The snowflake connector will parse the tags looking for ones where the key value is OWNER
or LIFECYCLE
in order to populate those
values onto the dataset. If an OWNER
key is not found within the tags, it will use the ownership metadata
(which is usually the principal role on the table).
Finally, it will use the values populated within the entityDefaults
section of the config as a fallback option for both owner and lifecycle.
Warehouses
Snowflake Warehouses are required for certain queries to be run. While the basic ingestion of tables doesn't rely on any such queries, ingesting the tags on each table does. For this step, the default warehouse of the user associated with the account in the config will be used. To override this selection, add the optional warehouse key-value pair to the relevant account. Reference the screen shot above in roles to see where to configure this.

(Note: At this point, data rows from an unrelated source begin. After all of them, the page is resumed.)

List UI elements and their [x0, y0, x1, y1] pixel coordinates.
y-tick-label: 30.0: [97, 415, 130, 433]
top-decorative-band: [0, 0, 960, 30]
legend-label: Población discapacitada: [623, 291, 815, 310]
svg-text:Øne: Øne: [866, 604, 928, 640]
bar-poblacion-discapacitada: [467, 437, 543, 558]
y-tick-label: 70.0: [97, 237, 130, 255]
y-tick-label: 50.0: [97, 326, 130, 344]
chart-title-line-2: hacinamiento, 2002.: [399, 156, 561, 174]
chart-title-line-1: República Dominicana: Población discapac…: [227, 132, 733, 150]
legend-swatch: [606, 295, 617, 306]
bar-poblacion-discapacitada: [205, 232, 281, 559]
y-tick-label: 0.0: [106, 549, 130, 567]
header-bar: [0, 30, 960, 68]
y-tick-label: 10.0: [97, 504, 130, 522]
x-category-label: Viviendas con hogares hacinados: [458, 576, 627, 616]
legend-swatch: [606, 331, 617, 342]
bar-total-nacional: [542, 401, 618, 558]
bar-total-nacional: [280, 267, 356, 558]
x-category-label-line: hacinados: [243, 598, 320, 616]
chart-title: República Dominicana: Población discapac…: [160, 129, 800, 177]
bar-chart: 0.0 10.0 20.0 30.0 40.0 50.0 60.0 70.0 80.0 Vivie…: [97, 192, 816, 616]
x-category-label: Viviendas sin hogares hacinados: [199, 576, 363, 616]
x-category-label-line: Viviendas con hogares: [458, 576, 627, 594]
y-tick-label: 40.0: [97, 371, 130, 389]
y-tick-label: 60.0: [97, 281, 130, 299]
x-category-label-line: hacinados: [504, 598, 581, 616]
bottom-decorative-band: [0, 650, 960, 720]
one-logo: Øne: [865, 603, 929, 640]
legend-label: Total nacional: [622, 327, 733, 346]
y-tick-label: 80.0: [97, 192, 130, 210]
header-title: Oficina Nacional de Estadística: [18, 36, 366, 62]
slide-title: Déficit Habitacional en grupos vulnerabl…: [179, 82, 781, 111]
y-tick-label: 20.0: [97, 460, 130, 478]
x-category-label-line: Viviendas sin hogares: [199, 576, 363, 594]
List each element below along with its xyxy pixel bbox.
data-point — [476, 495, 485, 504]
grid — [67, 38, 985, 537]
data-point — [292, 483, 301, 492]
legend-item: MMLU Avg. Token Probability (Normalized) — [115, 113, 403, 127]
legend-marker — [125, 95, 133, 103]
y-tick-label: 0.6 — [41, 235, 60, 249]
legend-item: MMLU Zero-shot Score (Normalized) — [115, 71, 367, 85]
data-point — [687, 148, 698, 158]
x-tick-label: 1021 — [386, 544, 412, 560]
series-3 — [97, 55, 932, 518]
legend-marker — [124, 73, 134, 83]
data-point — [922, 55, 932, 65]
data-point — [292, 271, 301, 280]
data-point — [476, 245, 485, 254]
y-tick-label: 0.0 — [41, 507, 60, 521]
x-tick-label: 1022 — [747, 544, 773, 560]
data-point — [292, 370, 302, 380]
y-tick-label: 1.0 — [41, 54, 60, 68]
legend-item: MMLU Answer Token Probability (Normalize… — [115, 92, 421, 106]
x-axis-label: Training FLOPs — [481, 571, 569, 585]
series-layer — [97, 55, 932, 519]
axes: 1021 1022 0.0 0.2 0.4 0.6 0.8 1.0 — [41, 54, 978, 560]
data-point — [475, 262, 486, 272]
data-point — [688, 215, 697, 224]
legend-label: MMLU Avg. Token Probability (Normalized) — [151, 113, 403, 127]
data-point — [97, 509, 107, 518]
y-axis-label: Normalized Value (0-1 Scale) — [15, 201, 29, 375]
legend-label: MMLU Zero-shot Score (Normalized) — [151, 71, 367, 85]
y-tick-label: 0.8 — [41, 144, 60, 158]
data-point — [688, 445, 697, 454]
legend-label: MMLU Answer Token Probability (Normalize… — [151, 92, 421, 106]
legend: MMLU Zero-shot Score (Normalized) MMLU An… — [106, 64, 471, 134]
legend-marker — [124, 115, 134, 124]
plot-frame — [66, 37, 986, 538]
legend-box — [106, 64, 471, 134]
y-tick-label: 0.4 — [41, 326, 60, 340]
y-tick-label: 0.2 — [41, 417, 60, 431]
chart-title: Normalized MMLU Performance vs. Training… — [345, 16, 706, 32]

Since warehouses are also scoped to roles, it's important to ensure the warehouse used in the connection (be it the user's default or defined via the config) can be accessed by the role used in the connection. Also note that the warehouse must be running (or have auto-resume enabled) in order for tag ingestion to occur.
Redshift
Configuration
A source in the Redshift integration requires an accountId and a list of regions. Each region must be enabled for the associated account. The connector will search each region under the associated account and ingest every table's metadata.
Authentication
The Redshift integration uses the @backstage/integration-aws-node
package to create a credential provider which is then passed into
the AWS client SDKs. Since it is handled by a separate plugin, the set up for the authentication for it is found under the App
config as seen below:
Every accountID included in the data registry config must have an associated auth config like above.
Naming
The naming structure for Datasets created from Redshift is as follows: [accountId].[region].[cluster].[database].[schema].[table]
.
Tags & Labels
Tags for redshift resources are not currently supported for the Redshift connector since they cannot be applied to resources at the database granularity or below.